Reeta Balwinder Hernes, Psy.D.
Spiritual Journey Advisor
June 2012 I was at the peak of my life. I graduated with my doctorate in Clinical Psychology, won an award for my doctoral research, gained admission into my first place postdoctoral internship, and got engaged. Life was damn beautiful. And by fall of 2012, things began to come apart at the seams. The next three years were the complete destruction of all that I had defined my existence by and it felt like a slow, painful bleed out of all that I had worked for, cherished, and depended upon.
2013 to 2016 I lovingly refer to as my ‘Shit show’ years. Rather than trying to weave this all together poetically, let me just straightforwardly name each and every deeply transformational event that happened during that time:
- I confronted the relative that sexually abused me as a teenager and broke my silence to the rest of my immediate family members. Their responses ranged from beautifully supportive to painfully silent, all the way to horrifically hateful. For my sanity and the continuance of my healing, I decided to sever all ties with those members that became aggressors from that day forward and had to come to terms with losing half of my family almost over night.
- My father was diagnosed with metastatic skin cancer and within a year of the diagnosis succumbed to it at the end of 2014, leaving my sister and I to plan our first funeral together and nurse the wound of losing our first parent.
- My partner became chronically ill within a month of our wedding. Eventually I had to take over the majority of our finances and was working 2 to 3 jobs at any given time (including doing a full-time postdoctoral internship), trying to make ends meet, while also doing my best to manage the emotional stress of the entire situation.
- I failed the licensing exam for my profession a staggering three times. I wasn’t able to manage my stress or control my anxiety and it continued to get the best of me, while failing over and over again chipped away at my confidence and led me to question whether or not the field of psychology was even right for me.

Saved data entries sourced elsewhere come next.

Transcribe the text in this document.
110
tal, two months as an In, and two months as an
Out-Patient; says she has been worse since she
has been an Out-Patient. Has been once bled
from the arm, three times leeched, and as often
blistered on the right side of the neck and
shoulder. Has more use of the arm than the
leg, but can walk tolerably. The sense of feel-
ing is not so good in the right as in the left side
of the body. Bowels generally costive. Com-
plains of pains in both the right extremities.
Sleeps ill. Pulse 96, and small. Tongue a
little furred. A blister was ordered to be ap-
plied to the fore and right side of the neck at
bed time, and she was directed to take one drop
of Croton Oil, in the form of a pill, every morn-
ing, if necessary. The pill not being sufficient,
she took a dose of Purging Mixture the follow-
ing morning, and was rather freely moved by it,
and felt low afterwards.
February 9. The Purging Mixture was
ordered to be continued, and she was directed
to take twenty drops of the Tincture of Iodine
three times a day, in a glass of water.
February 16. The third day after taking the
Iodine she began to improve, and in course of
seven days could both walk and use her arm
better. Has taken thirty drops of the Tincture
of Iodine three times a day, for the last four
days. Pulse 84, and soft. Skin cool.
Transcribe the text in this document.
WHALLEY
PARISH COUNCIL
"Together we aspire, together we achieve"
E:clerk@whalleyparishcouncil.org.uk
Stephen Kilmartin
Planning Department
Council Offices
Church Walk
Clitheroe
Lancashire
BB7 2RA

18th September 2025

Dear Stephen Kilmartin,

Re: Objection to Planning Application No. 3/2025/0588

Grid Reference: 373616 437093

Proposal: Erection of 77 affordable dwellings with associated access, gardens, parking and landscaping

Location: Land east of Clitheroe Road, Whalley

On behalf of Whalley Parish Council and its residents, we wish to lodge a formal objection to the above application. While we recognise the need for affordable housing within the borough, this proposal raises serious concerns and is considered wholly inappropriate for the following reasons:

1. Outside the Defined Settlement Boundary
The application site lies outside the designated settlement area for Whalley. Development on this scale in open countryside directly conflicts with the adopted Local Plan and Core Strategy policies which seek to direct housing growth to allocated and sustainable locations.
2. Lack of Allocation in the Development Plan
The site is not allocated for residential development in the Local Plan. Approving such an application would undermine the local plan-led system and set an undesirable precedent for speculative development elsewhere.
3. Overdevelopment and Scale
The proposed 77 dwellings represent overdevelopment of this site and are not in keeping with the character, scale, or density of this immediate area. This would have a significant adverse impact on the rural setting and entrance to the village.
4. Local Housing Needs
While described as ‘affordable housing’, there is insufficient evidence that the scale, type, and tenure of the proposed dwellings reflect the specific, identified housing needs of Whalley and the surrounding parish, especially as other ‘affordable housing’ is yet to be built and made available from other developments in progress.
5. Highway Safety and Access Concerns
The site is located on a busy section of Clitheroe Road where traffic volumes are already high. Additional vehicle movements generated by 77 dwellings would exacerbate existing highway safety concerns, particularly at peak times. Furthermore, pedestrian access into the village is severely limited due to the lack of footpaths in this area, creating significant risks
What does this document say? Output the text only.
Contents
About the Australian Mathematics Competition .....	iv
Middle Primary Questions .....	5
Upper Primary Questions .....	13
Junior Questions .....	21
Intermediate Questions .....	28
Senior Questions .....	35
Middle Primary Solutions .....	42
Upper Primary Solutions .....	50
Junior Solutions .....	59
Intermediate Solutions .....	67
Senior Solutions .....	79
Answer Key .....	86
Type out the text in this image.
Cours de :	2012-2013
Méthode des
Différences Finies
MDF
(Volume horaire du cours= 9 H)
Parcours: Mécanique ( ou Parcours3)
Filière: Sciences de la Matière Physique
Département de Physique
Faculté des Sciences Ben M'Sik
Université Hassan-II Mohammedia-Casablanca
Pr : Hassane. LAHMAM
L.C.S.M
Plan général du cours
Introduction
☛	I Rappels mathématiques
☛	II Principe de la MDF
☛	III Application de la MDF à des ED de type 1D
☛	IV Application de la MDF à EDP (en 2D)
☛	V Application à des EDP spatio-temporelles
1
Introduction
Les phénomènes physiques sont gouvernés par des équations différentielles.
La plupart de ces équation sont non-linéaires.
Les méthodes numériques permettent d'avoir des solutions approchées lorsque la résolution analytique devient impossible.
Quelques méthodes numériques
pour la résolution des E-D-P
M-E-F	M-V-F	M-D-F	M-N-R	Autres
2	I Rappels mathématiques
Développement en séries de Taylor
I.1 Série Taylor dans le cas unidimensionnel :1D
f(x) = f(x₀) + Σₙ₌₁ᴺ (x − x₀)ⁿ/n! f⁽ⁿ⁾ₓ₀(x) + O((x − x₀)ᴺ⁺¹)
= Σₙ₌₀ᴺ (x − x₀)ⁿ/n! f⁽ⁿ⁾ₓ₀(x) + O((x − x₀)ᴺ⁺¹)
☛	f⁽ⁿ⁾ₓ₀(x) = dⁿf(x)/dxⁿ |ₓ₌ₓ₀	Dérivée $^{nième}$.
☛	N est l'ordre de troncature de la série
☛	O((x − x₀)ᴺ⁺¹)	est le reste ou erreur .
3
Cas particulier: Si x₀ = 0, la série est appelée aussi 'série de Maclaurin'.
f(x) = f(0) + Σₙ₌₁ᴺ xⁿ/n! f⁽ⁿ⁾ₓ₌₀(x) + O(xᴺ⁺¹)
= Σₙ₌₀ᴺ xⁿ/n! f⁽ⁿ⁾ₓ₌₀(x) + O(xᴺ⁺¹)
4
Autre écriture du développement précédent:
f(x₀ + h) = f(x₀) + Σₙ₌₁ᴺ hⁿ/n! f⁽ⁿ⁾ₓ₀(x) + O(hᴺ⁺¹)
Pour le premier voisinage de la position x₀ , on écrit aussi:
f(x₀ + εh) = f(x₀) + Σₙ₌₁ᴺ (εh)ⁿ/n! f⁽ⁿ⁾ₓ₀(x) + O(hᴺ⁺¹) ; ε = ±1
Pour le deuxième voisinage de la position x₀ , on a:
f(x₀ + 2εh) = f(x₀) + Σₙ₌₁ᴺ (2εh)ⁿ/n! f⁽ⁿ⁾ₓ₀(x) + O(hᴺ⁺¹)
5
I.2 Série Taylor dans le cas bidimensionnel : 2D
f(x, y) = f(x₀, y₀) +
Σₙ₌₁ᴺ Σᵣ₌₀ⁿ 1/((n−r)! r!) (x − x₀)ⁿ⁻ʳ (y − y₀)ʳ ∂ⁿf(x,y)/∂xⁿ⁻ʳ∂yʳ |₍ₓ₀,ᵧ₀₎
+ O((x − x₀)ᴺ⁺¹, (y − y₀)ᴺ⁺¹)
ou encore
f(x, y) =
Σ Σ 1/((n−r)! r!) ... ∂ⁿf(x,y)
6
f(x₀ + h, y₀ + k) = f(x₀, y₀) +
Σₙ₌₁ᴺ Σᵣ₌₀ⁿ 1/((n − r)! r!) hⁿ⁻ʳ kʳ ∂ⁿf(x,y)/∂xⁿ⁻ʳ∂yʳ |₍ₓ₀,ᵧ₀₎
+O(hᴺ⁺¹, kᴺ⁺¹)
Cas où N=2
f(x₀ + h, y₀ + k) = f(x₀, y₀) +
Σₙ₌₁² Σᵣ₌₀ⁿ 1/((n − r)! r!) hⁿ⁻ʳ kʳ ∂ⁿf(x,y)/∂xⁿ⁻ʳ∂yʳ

- I eventually passed my exams and immediately opened my private practice, in hopes of making more in order to support my spouse and I. The San Francisco Bay Area is a brutal place for single income households, so at the worst, I would work 70 to 80 hours a week. It didn’t take long before my physical, emotional, mental, and spiritual health began to plummet as well.
- By summer of 2016, my spouse and I decided to separate, but as is also characteristic of the Bay Area, we had to live together for an additional 7 months before we were able to find separate apartments. You can infer the savage details of what those 7 months were like.
By the end of 2016, I had reached the pinnacle of the dark night of the soul and had to face the misery that was staring back at me every time I caught a glimpse of my own reflection. The magical combination of plant medicine, my first experience with psychedelics, and the meeting of just the right people reignited the breath within my spirit and my psychic blood began to flow again.
I went through a spiritual death that I had not willingly consented to, but that my higher self knew was the medicine I needed to come to life once more. I chose to be fully awake to my rebirth and do exactly as I was called to do from within. I spent the first half of 2017 selling most of my belongings, closing my private practice, finalizing my divorce, and deconstructing every bit of the life that I had carefully constructed. I dove headfirst into the anguish, the grief, and the fear; all prickly companions that tucked me into bed every night.
And on July 4th, 2017, I boarded a plane with a one way ticket. I have been wandering this beautiful world ever since. I’ve wandered in many moments of heartache and I’ve also wandered in even more moments of wholeness. It took many moons and a lot of patience to learn to move as my spirit tells me to, to seek out the experiences that will feed my soul and starve out all the fear, second-guessing, and internal judgment.
I’ve made companions in every country I’ve visited and with every person that I’ve come across, I’ve seen a spark light within them at the idea of doing what I’m doing. I don’t want to inspire people to live life in the exact way that I’m living it; I want to inspire everyone to live as their spirit tells them to. I want to inspire everyone to make the voice of their spirit louder than the voice of society and live fully and ecstatically aligned. And I want to be a part of this soulful journey for as many as will allow me to wander with them.